We all must remember it is the common enemy, not each other.

With Chatham-Kent back into a Red Zone in terms of COVID-19 restrictions, we are all admittedly extremely fatigued of this virus, be it in terms of those fearful of it, others who want to ignore it but are unable to do so due to government restrictions and everyone in between.

We’ve seemingly had wave after wave of COVID surges, locally, provincially, nationally and globally.

As soon as restrictions are relaxed, people seemingly forget the notion of social distancing and regular hand washing, hugging friends, having large gatherings and wondering how COVID counterattacked so quickly.

As we said, this is fatiguing on all sides, and it has polarized people.

You have the anti-maskers vs. the pro maskers; the anti-vaxxers vs. the pro-vaxxers; the anti-rules folks vs. the pro-government types. Yes, there are many of us in the middle in some of these wars of words, but that is certainly the minority.

Half of long-term care personnel declined to get vaccinated. That caused an uproar from folks who are in favour of the vaccine.
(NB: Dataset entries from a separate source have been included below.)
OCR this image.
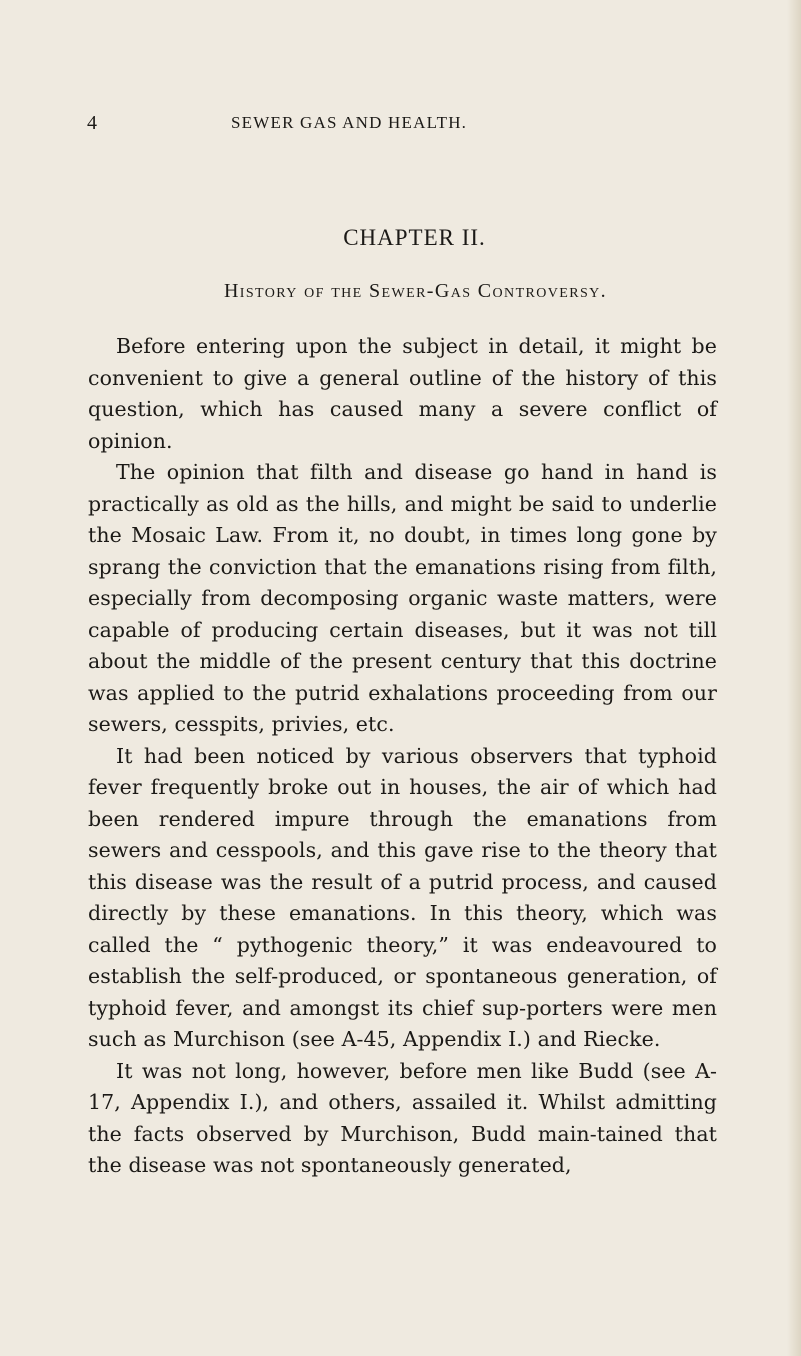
4	SEWER GAS AND HEALTH.
CHAPTER II.
History of the Sewer-Gas Controversy.

Before entering upon the subject in detail, it might be convenient to give a general outline of the history of this question, which has caused many a severe conflict of opinion.

The opinion that filth and disease go hand in hand is practically as old as the hills, and might be said to underlie the Mosaic Law. From it, no doubt, in times long gone by sprang the conviction that the emanations rising from filth, especially from decomposing organic waste matters, were capable of producing certain diseases, but it was not till about the middle of the present century that this doctrine was applied to the putrid exhalations proceeding from our sewers, cesspits, privies, etc.

It had been noticed by various observers that typhoid fever frequently broke out in houses, the air of which had been rendered impure through the emanations from sewers and cesspools, and this gave rise to the theory that this disease was the result of a putrid process, and caused directly by these emanations. In this theory, which was called the “ pythogenic theory,” it was endeavoured to establish the self-produced, or spontaneous generation, of typhoid fever, and amongst its chief sup-porters were men such as Murchison (see A-45, Appendix I.) and Riecke.

It was not long, however, before men like Budd (see A-17, Appendix I.), and others, assailed it. Whilst admitting the facts observed by Murchison, Budd main-tained that the disease was not spontaneously generated,
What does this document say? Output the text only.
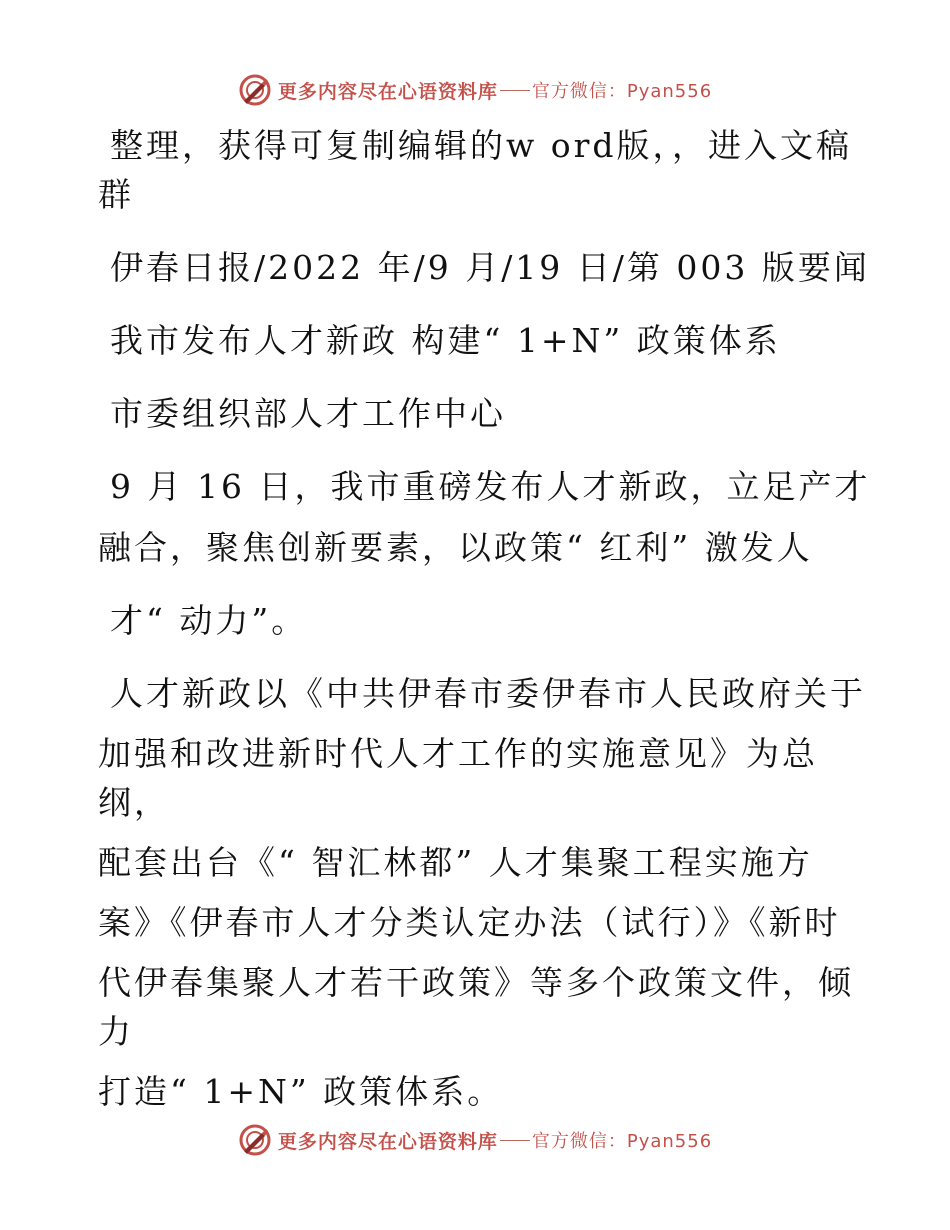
更多内容尽在心语资料库 官方微信：Pyan556

整理，获得可复制编辑的w ord版，，进入文稿

群

伊春日报/2022 年/9 月/19 日/第 003 版要闻

我市发布人才新政 构建“ 1+N” 政策体系

市委组织部人才工作中心

9 月 16 日，我市重磅发布人才新政，立足产才

融合，聚焦创新要素，以政策“ 红利” 激发人

才“ 动力”。

人才新政以《中共伊春市委伊春市人民政府关于

加强和改进新时代人才工作的实施意见》为总纲，

配套出台《“ 智汇林都” 人才集聚工程实施方

案》《伊春市人才分类认定办法（试行）》《新时

代伊春集聚人才若干政策》等多个政策文件，倾力

打造“ 1+N” 政策体系。

更多内容尽在心语资料库 官方微信：Pyan556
People had gathered outside their immediate households during the lockdown (Super Bowl parties, for example), and in much larger numbers than allowed once the lockdown ended. Neighbours called the COVID police on one another. Fines were levied.

We have people who blame governments as a whole for failing to properly deal with this virus, or for trying to put restrictions on their freedom of movement.

Furthermore, we have a plethora of online doctors, with degrees in Facebook medicine, it seems, who claim to know way more about the virus than our own medial officer of health, or those at the provincial or federal levels. More verbal sparring, this time on social media.

Most of us have also encountered a person in a store without a mask or someone heading the wrong way down a clearly marked one-way aisle, and had less-than pleasant thoughts against the other.

Blame, blame, blame. When the point of anger is only seen under a microscope, people lash out at their nearest targets all too often.

Let’s take a collective breath, people, respect one another, and get through this together.